(HAGs rocking the blue carpet in Istanbul)
Ten years ago this week, Josie and I were in Istanbul
Around us, thousands of humanitarian workers, government officials, celebrities, academics, and affected community representatives had gathered for the first-ever World Humanitarian Summit (WHS), a moment the then UN Secretary-General Ban Ki-moon called a global call to action.
The energy (and the baklava) in Istanbul was real. So was the ambition.
Over 3,700 commitments were made across five core responsibilities and 24 transformations. The Grand Bargain was struck. The Agenda for Humanity was launched.
This ambition sparked the idea of creating our Humanitarian Horizons Research Programme which kicked off in 2018, and we have charted these agreements and commitments over the last decade.
In Istanbul, I remember feeling two things simultaneously: moved by the scale of intention, and quietly uneasy about who was doing most of the talking.
Ten years on, I keep returning to three questions that felt urgent in 2016 and feel even more urgent now.
Has the sector actually changed?
Yes. And also: not nearly enough, and not in the places that matter most.
The language has shifted dramatically. “Localisation,” “participation revolution,” “do no harm” – these are now standard vocabulary across the sector.
Anticipatory action has grown from a fringe concept to a funding priority. The humanitarian-development-peace nexus, once dismissed as scope creep, is now embedded in most country strategies.
The cluster system has been interrogated, reformed, and is now mid-reset again. These are not nothing.
But language and structure are not the same as power. The WHS generated momentum and political goodwill. What it could not generate, because no summit can, was the political will to genuinely redistribute authority, funding, and decision-making to the people closest to crises.
A decade later, we are still having the same foundational argument about who leads, who decides, and who gets resourced. The sector has changed at the margins. Its architecture has not.
(Josie and Beth with the first Executive Director of the AHA Centre was Mr.
Said Faisal at the World Humanitarian Centre)
Where has power ended up?
Concentrated. Still. Almost exactly where it was.
The problem, as critics identified early, is that the localisation agenda depends on those with the greatest interest in preserving humanitarian hierarchies to elicit the very change that requires dismantling those structures.
UN agencies and international NGOs still hold the majority of cluster leadership roles. Funding continues to pool at the top of the system and trickle – slowly, with conditions attached – to local actors who are often the first responders and last to be resourced.
The WHS was not naive about power.
The Agenda for Humanity named it directly. But naming power and moving it are different things, and the structures of the international humanitarian system – voluntary commitments, self-reporting, no enforcement mechanisms – are not designed to force the latter.
What we built in Istanbul was a more sophisticated conversation about power. We did not build a mechanism (or the incentives) to shift it.
(Josie on arrival at the WHS – before we remembered we’d left our HAG banner at the airport)
Have people received better humanitarian assistance and protection?
This is the question that should anchor every reform process, and the one we most consistently fail to answer with rigour.
The honest answer is: for some people, in some crises, yes.
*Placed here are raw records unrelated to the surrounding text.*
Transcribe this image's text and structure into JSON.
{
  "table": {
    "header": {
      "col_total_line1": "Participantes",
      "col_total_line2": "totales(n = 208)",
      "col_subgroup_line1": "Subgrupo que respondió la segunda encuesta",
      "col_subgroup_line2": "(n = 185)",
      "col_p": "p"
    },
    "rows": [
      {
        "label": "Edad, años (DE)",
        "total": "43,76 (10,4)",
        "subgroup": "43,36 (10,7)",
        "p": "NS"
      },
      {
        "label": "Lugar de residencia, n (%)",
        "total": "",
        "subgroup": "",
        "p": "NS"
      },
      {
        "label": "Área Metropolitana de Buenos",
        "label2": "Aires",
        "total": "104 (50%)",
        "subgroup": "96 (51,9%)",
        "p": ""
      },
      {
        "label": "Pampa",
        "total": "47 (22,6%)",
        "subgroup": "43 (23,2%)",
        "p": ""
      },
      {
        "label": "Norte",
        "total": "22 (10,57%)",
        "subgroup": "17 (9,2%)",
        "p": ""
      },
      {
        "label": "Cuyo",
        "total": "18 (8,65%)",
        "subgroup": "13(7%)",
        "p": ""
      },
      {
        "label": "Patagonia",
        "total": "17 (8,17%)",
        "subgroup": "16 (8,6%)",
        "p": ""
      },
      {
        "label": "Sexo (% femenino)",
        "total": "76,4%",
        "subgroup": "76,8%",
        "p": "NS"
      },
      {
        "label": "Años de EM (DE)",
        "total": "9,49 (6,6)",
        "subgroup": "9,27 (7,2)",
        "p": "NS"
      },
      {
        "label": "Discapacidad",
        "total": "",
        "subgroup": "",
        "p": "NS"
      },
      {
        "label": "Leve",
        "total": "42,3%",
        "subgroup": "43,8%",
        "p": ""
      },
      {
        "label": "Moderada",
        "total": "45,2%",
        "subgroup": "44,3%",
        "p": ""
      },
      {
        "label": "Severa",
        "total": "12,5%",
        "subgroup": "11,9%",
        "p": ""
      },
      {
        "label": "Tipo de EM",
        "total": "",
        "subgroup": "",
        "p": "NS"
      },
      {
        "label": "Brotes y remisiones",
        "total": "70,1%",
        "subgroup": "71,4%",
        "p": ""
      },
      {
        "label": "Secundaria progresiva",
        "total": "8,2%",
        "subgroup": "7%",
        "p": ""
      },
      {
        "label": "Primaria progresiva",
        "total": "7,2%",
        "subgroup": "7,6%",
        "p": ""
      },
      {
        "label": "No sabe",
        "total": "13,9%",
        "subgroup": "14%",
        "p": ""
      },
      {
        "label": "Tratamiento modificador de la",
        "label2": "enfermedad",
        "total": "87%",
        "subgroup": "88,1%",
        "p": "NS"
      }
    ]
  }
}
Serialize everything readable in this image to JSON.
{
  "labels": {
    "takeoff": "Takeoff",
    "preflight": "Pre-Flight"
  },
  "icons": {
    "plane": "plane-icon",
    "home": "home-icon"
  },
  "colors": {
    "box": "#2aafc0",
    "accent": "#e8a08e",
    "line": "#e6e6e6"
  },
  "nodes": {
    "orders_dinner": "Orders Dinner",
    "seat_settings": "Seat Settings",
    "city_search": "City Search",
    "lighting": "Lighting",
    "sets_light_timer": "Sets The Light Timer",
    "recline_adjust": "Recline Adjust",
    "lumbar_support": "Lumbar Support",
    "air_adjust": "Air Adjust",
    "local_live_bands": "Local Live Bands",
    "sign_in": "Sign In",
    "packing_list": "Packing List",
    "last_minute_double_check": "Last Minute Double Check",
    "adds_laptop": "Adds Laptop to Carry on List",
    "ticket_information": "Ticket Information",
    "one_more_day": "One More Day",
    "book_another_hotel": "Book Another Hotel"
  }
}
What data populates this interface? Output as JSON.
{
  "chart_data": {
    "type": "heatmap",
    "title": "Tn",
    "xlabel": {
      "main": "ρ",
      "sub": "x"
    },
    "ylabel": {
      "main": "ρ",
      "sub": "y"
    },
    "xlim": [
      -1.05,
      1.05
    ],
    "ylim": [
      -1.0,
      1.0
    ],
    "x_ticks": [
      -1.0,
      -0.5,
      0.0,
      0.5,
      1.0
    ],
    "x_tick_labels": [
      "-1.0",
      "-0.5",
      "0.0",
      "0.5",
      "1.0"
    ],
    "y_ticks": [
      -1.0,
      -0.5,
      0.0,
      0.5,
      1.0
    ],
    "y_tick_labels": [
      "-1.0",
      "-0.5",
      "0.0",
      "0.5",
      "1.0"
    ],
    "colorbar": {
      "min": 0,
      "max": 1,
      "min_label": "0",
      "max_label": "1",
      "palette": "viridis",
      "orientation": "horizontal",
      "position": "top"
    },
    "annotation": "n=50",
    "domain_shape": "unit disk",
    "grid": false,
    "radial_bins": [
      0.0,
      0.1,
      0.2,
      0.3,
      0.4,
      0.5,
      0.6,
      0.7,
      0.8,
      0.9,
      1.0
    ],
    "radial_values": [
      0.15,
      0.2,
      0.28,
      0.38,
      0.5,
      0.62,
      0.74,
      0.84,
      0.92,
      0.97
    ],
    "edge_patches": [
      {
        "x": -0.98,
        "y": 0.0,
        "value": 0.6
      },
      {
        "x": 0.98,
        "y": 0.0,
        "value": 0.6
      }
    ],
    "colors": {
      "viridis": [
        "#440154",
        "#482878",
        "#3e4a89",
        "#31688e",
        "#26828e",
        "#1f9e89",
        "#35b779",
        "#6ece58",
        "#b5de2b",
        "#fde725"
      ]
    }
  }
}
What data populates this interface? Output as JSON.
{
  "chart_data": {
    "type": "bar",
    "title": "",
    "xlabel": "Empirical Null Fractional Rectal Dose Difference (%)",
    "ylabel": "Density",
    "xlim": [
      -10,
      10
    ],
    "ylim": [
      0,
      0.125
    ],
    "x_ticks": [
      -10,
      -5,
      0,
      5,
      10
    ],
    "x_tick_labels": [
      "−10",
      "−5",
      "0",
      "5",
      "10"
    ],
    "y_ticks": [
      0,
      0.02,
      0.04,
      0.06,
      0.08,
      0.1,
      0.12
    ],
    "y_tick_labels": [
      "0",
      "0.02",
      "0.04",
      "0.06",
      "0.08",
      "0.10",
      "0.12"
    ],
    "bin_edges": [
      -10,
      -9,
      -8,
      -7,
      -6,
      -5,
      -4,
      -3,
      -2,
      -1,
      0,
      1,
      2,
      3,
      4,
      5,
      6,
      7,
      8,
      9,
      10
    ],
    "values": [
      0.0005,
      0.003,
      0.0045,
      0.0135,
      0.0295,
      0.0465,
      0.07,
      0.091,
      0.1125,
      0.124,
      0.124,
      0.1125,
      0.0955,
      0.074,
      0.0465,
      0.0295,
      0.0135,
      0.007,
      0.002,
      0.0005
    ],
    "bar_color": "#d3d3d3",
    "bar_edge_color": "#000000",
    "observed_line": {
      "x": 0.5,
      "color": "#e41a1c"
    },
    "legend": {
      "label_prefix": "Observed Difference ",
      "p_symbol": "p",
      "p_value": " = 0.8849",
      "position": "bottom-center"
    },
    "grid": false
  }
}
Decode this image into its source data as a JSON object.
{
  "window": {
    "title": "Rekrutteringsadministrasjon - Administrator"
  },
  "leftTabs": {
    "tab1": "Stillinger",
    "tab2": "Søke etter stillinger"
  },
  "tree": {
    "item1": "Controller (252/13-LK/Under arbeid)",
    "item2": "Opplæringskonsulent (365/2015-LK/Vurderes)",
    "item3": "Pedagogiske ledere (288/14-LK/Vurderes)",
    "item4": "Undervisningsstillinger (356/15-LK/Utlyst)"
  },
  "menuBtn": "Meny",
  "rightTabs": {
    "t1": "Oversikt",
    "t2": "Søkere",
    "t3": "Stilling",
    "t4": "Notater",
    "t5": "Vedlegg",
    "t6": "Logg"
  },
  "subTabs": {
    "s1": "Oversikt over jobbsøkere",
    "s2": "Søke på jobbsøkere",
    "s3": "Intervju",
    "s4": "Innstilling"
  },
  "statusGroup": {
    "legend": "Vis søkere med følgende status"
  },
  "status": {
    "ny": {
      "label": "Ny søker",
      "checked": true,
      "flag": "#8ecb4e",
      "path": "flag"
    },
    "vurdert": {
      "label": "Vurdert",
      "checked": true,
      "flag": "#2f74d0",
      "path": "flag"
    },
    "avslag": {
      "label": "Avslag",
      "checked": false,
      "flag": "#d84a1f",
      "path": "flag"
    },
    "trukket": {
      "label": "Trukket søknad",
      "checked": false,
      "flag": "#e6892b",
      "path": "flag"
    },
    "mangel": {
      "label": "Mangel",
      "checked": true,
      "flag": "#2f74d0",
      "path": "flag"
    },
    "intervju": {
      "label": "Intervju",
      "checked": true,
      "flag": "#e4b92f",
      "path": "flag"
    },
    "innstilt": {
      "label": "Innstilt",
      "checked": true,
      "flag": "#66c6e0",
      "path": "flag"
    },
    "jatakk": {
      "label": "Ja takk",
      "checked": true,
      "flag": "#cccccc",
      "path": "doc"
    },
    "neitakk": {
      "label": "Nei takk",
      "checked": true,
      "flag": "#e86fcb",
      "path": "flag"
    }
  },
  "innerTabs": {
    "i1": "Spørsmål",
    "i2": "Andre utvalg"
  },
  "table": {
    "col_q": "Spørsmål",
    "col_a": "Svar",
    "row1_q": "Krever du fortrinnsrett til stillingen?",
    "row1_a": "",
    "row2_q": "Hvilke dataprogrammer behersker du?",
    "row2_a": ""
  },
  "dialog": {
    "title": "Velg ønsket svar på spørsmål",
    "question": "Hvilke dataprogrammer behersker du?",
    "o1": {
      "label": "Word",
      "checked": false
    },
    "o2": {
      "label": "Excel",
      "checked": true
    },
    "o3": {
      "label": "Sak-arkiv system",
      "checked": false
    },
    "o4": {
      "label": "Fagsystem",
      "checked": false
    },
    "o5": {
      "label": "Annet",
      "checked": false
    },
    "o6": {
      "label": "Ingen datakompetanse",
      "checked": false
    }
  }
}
Cash and voucher programming has expanded meaningfully, giving people more dignity and agency in how they meet their needs.
Anticipatory action has reached communities ahead of predictable shocks in ways that were rare a decade ago. Community feedback mechanisms exist in more contexts than before. These gains are real and they matter.
But the aggregate picture is bleak. Humanitarian needs have grown faster than the system’s capacity to meet them. The number of people requiring humanitarian assistance has more than doubled since 2016. Protracted crises – Syria, Yemen, Sudan, the Rohingya – have tested every principle the WHS articulated about civilian protection and found them wanting.
International humanitarian law has been violated with near-complete impunity. And now, in 2025-2026, the funding crisis triggered by the withdrawal of major donors has not just stalled the system – it has pushed it into reverse, undoing years of hard-won progress on the ground.
The sector’s recurring vulnerability is its habit of investing energy in process while the underlying conditions that produce humanitarian need – conflict, climate, inequality – continue unchallenged.
So, what do I make of Istanbul, ten years on?
The commitments that stuck were the ones driven by people with genuine skin in the game, not the ones brokered in plenary halls.
What I’ve come to believe is that summits can create permission to change. They cannot create change itself.
The decade since Istanbul has produced real progress, genuine innovation, and important normative shifts. It has also revealed the stubborn limits of voluntary reform within a system that rewards incumbency and punishes disruption.
The question for the next decade is not whether we need another summit. It’s whether we are finally ready to build accountability mechanisms with teeth – funding flows that actually reach local actors, protection frameworks that carry consequences, and a participation revolution that is more than a well-named workstream.
The people in crisis deserve more than an agenda. They deserve a system that delivers.